I think the main reason for this is that we haven’t vaccinated the human population against these poxviruses since the mid-1970s. So if you haven’t been vaccinated against smallpox, you’re more susceptible to getting poxviruses, including smallpox. of the monkey

Having said all this, monkeypox is not something that concerns me personally. I would recommend that people be careful if they are around a person they think may be infected, and if you are worried about being infected, make sure you isolate yourself and seek treatment.

At this point, case counts are relatively low, so your chances of exposure to the virus are also very low.

One annoying thing about COVID-19 is that it is constantly evolving, and new variants continue to drive case counts despite the wide availability of vaccines. Should we worry about monkeypox evolving just as fast?

Poxviruses are different from COVID-19. Monkeypox is a DNA virus, not an RNA virus, which means the genome is much more stable. It can evolve, it just takes more time. It is also possible for two poxviruses to combine and form a new variant of the virus, but this is rare, especially with this one.

Monkeypox is part of the orthopoxvirus family that includes the smallpox virus (the cause of smallpox). That’s why the smallpox vaccine has helped protect against it. Cowpox and vaccinia viruses are part of the same family, and these two viruses, as well as monkeypox, are endemic in different parts of the world.

Should we consider giving more monkeypox vaccines?

I think there might be a point where this is something to consider. One good thing about this type of virus is that they have a very low mortality rate. Because they are not particularly deadly, the push to vaccinate people is also quite low.

Often with viruses like cowpox and vaccinia, which are related to monkeypox, you get sore, you feel bad, but you’ll recover. There are some variants of monkeypox with a slightly higher mortality rate, but they haven’t spread enough to cause concern.

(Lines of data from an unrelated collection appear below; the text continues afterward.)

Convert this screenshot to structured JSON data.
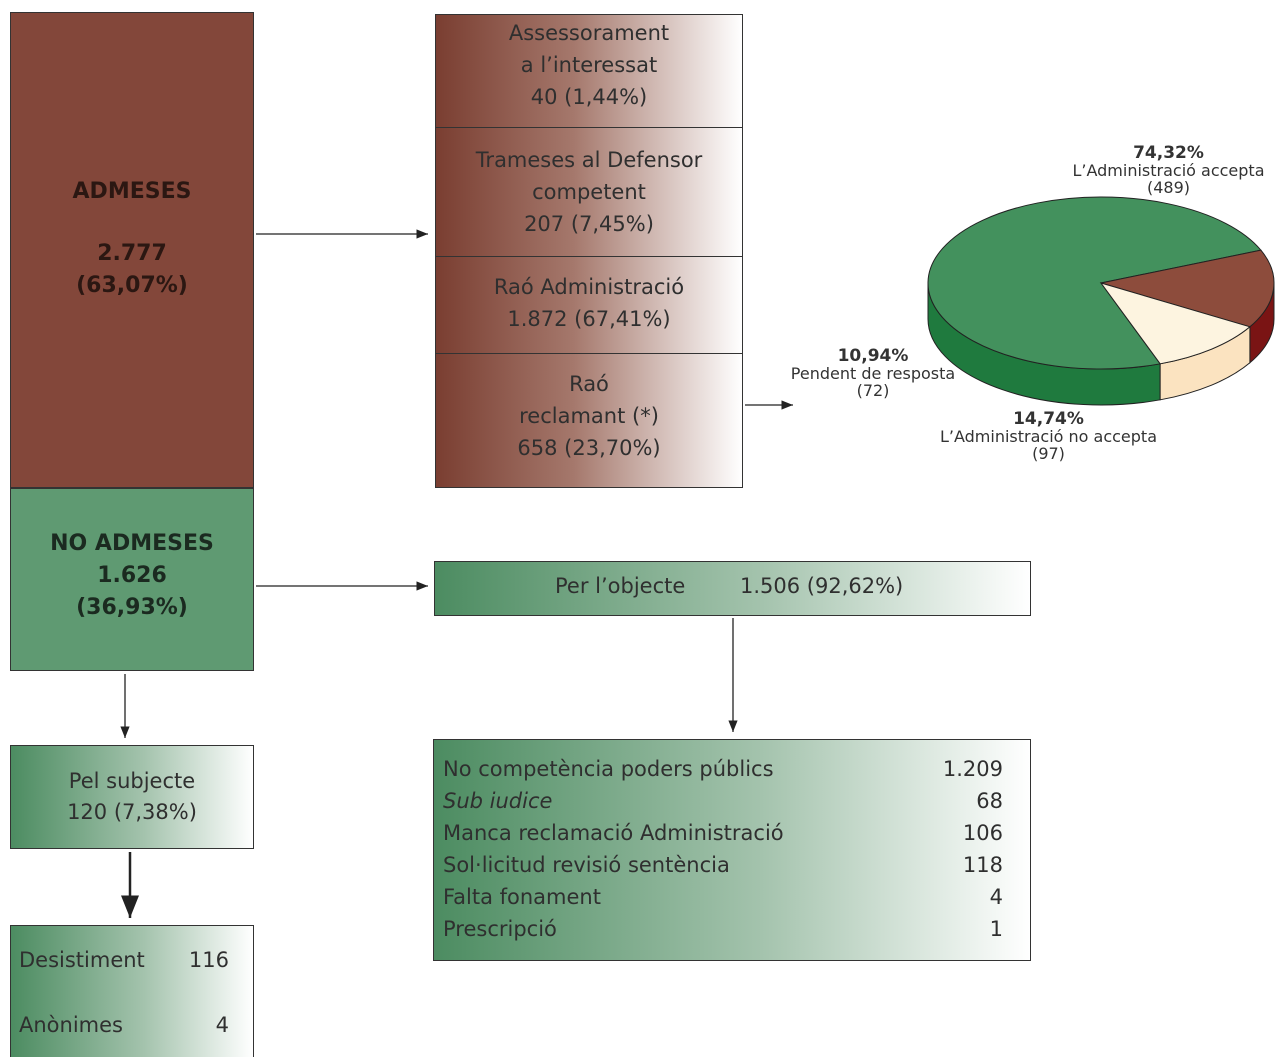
{
  "admeses": {
    "label": "ADMESES",
    "count": "2.777",
    "pct": "(63,07%)"
  },
  "no_admeses": {
    "label": "NO ADMESES",
    "count": "1.626",
    "pct": "(36,93%)"
  },
  "outcomes": [
    {
      "lines": [
        "Assessorament",
        "a l’interessat",
        "40 (1,44%)"
      ]
    },
    {
      "lines": [
        "Trameses al Defensor",
        "competent",
        "207 (7,45%)"
      ]
    },
    {
      "lines": [
        "Raó Administració",
        "1.872 (67,41%)"
      ]
    },
    {
      "lines": [
        "Raó",
        "reclamant (*)",
        "658 (23,70%)"
      ]
    }
  ],
  "per_objecte": {
    "label": "Per l’objecte",
    "value": "1.506 (92,62%)"
  },
  "objecte_detail": [
    {
      "label": "No competència poders públics",
      "value": "1.209",
      "italic": false
    },
    {
      "label": "Sub iudice",
      "value": "68",
      "italic": true
    },
    {
      "label": "Manca reclamació Administració",
      "value": "106",
      "italic": false
    },
    {
      "label": "Sol·licitud revisió sentència",
      "value": "118",
      "italic": false
    },
    {
      "label": "Falta fonament",
      "value": "4",
      "italic": false
    },
    {
      "label": "Prescripció",
      "value": "1",
      "italic": false
    }
  ],
  "pel_subjecte": {
    "label": "Pel subjecte",
    "value": "120 (7,38%)"
  },
  "subjecte_detail": [
    {
      "label": "Desistiment",
      "value": "116"
    },
    {
      "label": "Anònimes",
      "value": "4"
    }
  ],
  "chart_data": {
    "type": "pie",
    "slices": [
      {
        "pct_label": "74,32%",
        "label": "L’Administració accepta",
        "count_label": "(489)",
        "value": 74.32,
        "color": "#43915d",
        "side_color": "#1f7a3e"
      },
      {
        "pct_label": "14,74%",
        "label": "L’Administració no accepta",
        "count_label": "(97)",
        "value": 14.74,
        "color": "#8d4c3c",
        "side_color": "#7a1414"
      },
      {
        "pct_label": "10,94%",
        "label": "Pendent de resposta",
        "count_label": "(72)",
        "value": 10.94,
        "color": "#fdf4e0",
        "side_color": "#fbe3c0"
      }
    ]
  }
}
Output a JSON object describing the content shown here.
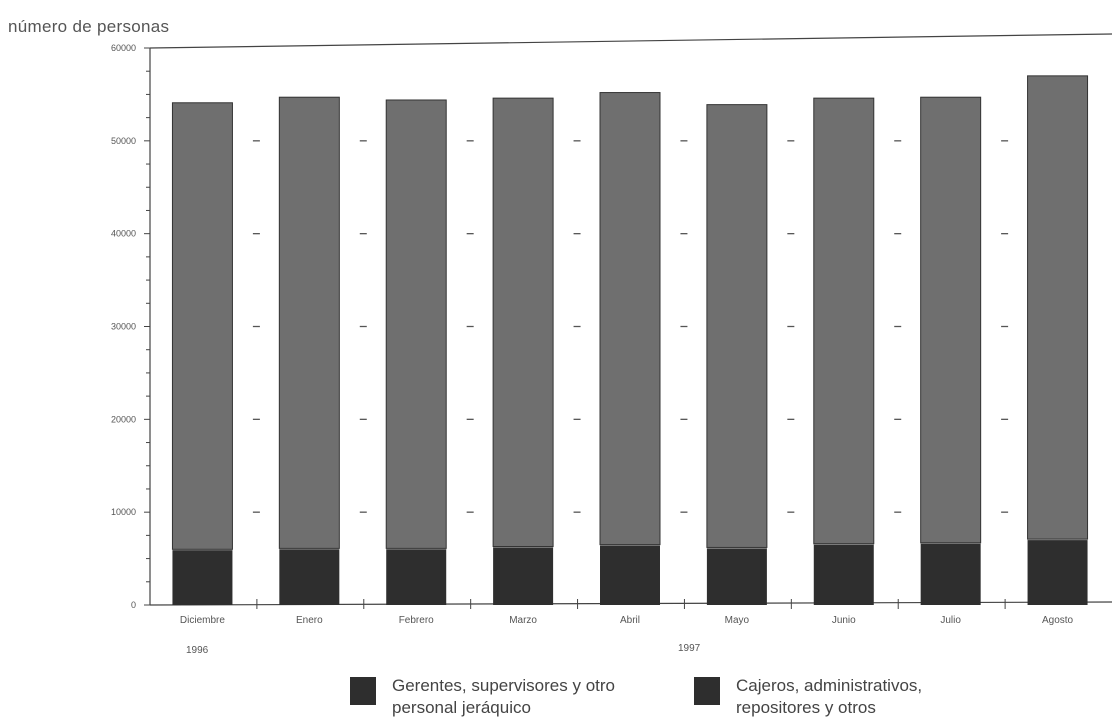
{
  "chart_data": {
    "type": "bar",
    "stacked": true,
    "ylabel": "número  de personas",
    "categories": [
      "Diciembre",
      "Enero",
      "Febrero",
      "Marzo",
      "Abril",
      "Mayo",
      "Junio",
      "Julio",
      "Agosto"
    ],
    "year_labels": [
      "1996",
      "1997"
    ],
    "yticks": [
      "0",
      "10000",
      "20000",
      "30000",
      "40000",
      "50000",
      "60000"
    ],
    "ylim": [
      0,
      60000
    ],
    "series": [
      {
        "name": "Gerentes, supervisores y otro personal jeráquico",
        "values": [
          6000,
          6100,
          6100,
          6300,
          6500,
          6200,
          6600,
          6700,
          7100
        ]
      },
      {
        "name": "Cajeros, administrativos, repositores y otros",
        "values": [
          48100,
          48600,
          48300,
          48300,
          48700,
          47700,
          48000,
          48000,
          49900
        ]
      }
    ],
    "colors": {
      "managers": "#2e2e2e",
      "cashiers": "#6f6f6f"
    },
    "legend_position": "bottom",
    "grid": false
  }
}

Also, with these viruses, once you recover, you’re immune for quite a while.

All of this makes it different from COVID-19, which raised concerns about overburdening the medical system and also had a tremendous economic impact.

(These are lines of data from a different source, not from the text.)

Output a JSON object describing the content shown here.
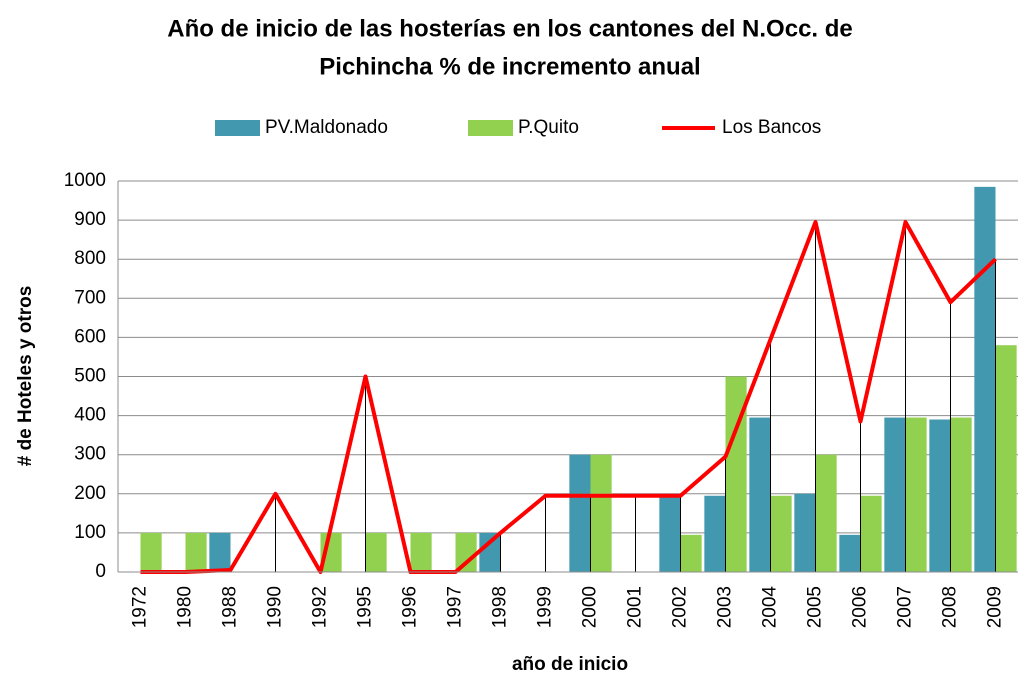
{
  "chart_data": {
    "type": "bar_line",
    "title": [
      "Año de inicio de las hosterías en los cantones del N.Occ. de",
      "Pichincha  % de incremento anual"
    ],
    "x_label": "año de inicio",
    "y_label": "# de Hoteles y otros",
    "categories": [
      "1972",
      "1980",
      "1988",
      "1990",
      "1992",
      "1995",
      "1996",
      "1997",
      "1998",
      "1999",
      "2000",
      "2001",
      "2002",
      "2003",
      "2004",
      "2005",
      "2006",
      "2007",
      "2008",
      "2009"
    ],
    "series": [
      {
        "name": "PV.Maldonado",
        "type": "bar",
        "color": "#4198af",
        "values": [
          0,
          0,
          100,
          0,
          0,
          0,
          0,
          0,
          100,
          0,
          300,
          0,
          200,
          195,
          395,
          200,
          95,
          395,
          390,
          985
        ]
      },
      {
        "name": "P.Quito",
        "type": "bar",
        "color": "#92d050",
        "values": [
          100,
          100,
          0,
          0,
          100,
          100,
          100,
          100,
          0,
          0,
          300,
          0,
          95,
          500,
          195,
          300,
          195,
          395,
          395,
          580
        ]
      },
      {
        "name": "Los Bancos",
        "type": "line",
        "color": "#ff0000",
        "values": [
          0,
          0,
          5,
          200,
          0,
          500,
          0,
          0,
          100,
          195,
          195,
          195,
          195,
          295,
          595,
          895,
          385,
          895,
          690,
          800
        ]
      }
    ],
    "ylim": [
      0,
      1000
    ],
    "yticks": [
      0,
      100,
      200,
      300,
      400,
      500,
      600,
      700,
      800,
      900,
      1000
    ],
    "grid": true,
    "drop_lines": true,
    "legend": "top"
  }
}
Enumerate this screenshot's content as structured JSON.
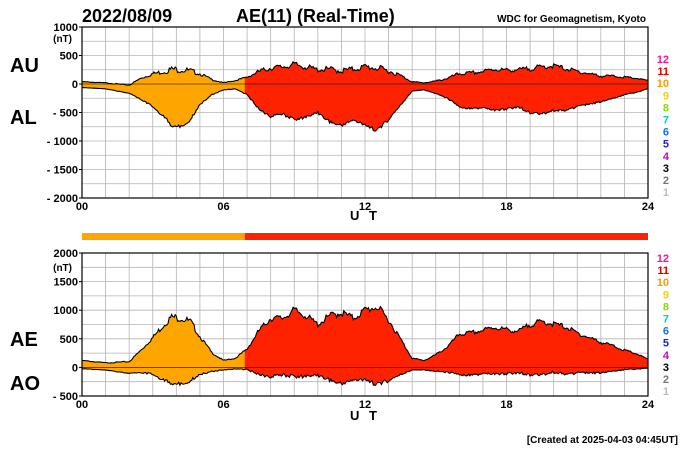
{
  "header": {
    "date": "2022/08/09",
    "title": "AE(11) (Real-Time)",
    "source": "WDC for Geomagnetism, Kyoto"
  },
  "footer": {
    "created": "[Created at 2025-04-03 04:45UT]"
  },
  "activity_levels": {
    "labels": [
      "12",
      "11",
      "10",
      "9",
      "8",
      "7",
      "6",
      "5",
      "4",
      "3",
      "2",
      "1"
    ],
    "colors": [
      "#ff1493",
      "#dd0000",
      "#ff9900",
      "#f0d000",
      "#88dd00",
      "#00cccc",
      "#1070ff",
      "#2020cc",
      "#cc00cc",
      "#000000",
      "#777777",
      "#bbbbbb"
    ]
  },
  "activity_bar": {
    "segments": [
      {
        "start": 0,
        "end": 6.9,
        "level": "10",
        "color": "#ffa500"
      },
      {
        "start": 6.9,
        "end": 24,
        "level": "11",
        "color": "#ff2200"
      }
    ]
  },
  "chart_data": [
    {
      "type": "area",
      "series": [
        {
          "name": "AU"
        },
        {
          "name": "AL"
        }
      ],
      "xlabel": "U T",
      "unit_label": "(nT)",
      "xlim": [
        0,
        24
      ],
      "ylim": [
        -2000,
        1000
      ],
      "xticks": [
        "00",
        "06",
        "12",
        "18",
        "24"
      ],
      "yticks": [
        "1000",
        "500",
        "0",
        "- 500",
        "- 1000",
        "- 1500",
        "- 2000"
      ],
      "ytick_values": [
        1000,
        500,
        0,
        -500,
        -1000,
        -1500,
        -2000
      ],
      "grid": true,
      "fill_colors": {
        "before_6.9": "#ffa500",
        "after_6.9": "#ff2200"
      },
      "x": [
        0,
        1,
        2,
        2.5,
        3,
        3.5,
        3.8,
        4.2,
        4.6,
        5,
        5.5,
        6,
        6.5,
        7,
        7.5,
        8,
        8.5,
        9,
        9.5,
        10,
        10.5,
        11,
        11.5,
        12,
        12.5,
        13,
        13.5,
        14,
        14.5,
        15,
        15.5,
        16,
        16.5,
        17,
        17.5,
        18,
        18.5,
        19,
        19.5,
        20,
        20.5,
        21,
        21.5,
        22,
        22.5,
        23,
        23.5,
        24
      ],
      "upper": [
        40,
        20,
        -20,
        100,
        180,
        220,
        260,
        250,
        230,
        180,
        80,
        20,
        60,
        120,
        220,
        280,
        300,
        340,
        300,
        250,
        260,
        230,
        260,
        300,
        280,
        230,
        150,
        40,
        20,
        50,
        100,
        180,
        190,
        220,
        260,
        240,
        250,
        270,
        300,
        320,
        270,
        220,
        180,
        140,
        140,
        120,
        100,
        60
      ],
      "lower": [
        -60,
        -80,
        -160,
        -260,
        -380,
        -560,
        -700,
        -720,
        -600,
        -340,
        -180,
        -100,
        -80,
        -180,
        -420,
        -550,
        -500,
        -600,
        -550,
        -480,
        -640,
        -700,
        -600,
        -700,
        -780,
        -600,
        -360,
        -120,
        -100,
        -160,
        -240,
        -380,
        -420,
        -400,
        -440,
        -420,
        -380,
        -480,
        -500,
        -440,
        -440,
        -380,
        -340,
        -300,
        -240,
        -180,
        -140,
        -80
      ]
    },
    {
      "type": "area",
      "series": [
        {
          "name": "AE"
        },
        {
          "name": "AO"
        }
      ],
      "xlabel": "U T",
      "unit_label": "(nT)",
      "xlim": [
        0,
        24
      ],
      "ylim": [
        -500,
        2000
      ],
      "xticks": [
        "00",
        "06",
        "12",
        "18",
        "24"
      ],
      "yticks": [
        "2000",
        "1500",
        "1000",
        "500",
        "0",
        "- 500"
      ],
      "ytick_values": [
        2000,
        1500,
        1000,
        500,
        0,
        -500
      ],
      "grid": true,
      "fill_colors": {
        "before_6.9": "#ffa500",
        "after_6.9": "#ff2200"
      },
      "x": [
        0,
        1,
        2,
        2.5,
        3,
        3.5,
        3.8,
        4.2,
        4.6,
        5,
        5.5,
        6,
        6.5,
        7,
        7.5,
        8,
        8.5,
        9,
        9.5,
        10,
        10.5,
        11,
        11.5,
        12,
        12.5,
        13,
        13.5,
        14,
        14.5,
        15,
        15.5,
        16,
        16.5,
        17,
        17.5,
        18,
        18.5,
        19,
        19.5,
        20,
        20.5,
        21,
        21.5,
        22,
        22.5,
        23,
        23.5,
        24
      ],
      "upper": [
        120,
        80,
        100,
        300,
        520,
        760,
        880,
        860,
        800,
        540,
        260,
        120,
        160,
        320,
        640,
        860,
        860,
        1000,
        900,
        750,
        900,
        960,
        860,
        1000,
        1060,
        830,
        500,
        160,
        120,
        220,
        360,
        580,
        600,
        650,
        700,
        660,
        630,
        750,
        800,
        760,
        710,
        600,
        520,
        440,
        380,
        300,
        240,
        140
      ],
      "lower": [
        -20,
        -40,
        -100,
        -80,
        -100,
        -200,
        -240,
        -260,
        -200,
        -100,
        -60,
        -40,
        -20,
        -30,
        -100,
        -140,
        -100,
        -130,
        -120,
        -110,
        -190,
        -250,
        -180,
        -190,
        -250,
        -200,
        -110,
        -40,
        -40,
        -60,
        -70,
        -100,
        -120,
        -90,
        -90,
        -90,
        -70,
        -100,
        -100,
        -60,
        -90,
        -80,
        -80,
        -80,
        -50,
        -30,
        -20,
        -10
      ]
    }
  ]
}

And while COVID-19 is airborne, monkeypox is much more difficult to transmit and there is less concern about asymptomatic spread.

His investigation involves zoonotic cases of poxviruses. What should we know about the risk of spread of monkeypox between humans and animals?

An interesting thing about monkeypox virus is that there are animal reservoirs of the disease all over the world. It is endemic in Africa, where rodent and squirrel species can harbor the virus and be a source of infection.

During an outbreak in the US in 2003, we learned that prairie dogs and some other species in the US can also harbor the virus, and part of the work we’re trying to do is find out if deer mice can harbor an infection.

The reason this is important is that if the virus spreads to other potential reservoirs, it could be endemic in the US and other countries around the world. That’s another reason why people who suspect a monkeypox infection should isolate themselves.

In Africa, we believe that people can get monkeypox from hunting wild animals. Young children are often the ones who get the virus, as they tend to be closer to animals.

During the early 2000s outbreak in the US, people contracted monkeypox from animals shipped to the US from Africa. These captive animals were sold as pets, and people got sick from petting, kissing, and cleaning their cages.

We also know that if an animal scratches or bites a person, that person can also become infected.

When it comes to humans transmitting monkeypox to animals, our concern centers on the possibility of it spreading through bodily fluids, as rodents could come into contact with items such as discarded toilet paper and partially consumed.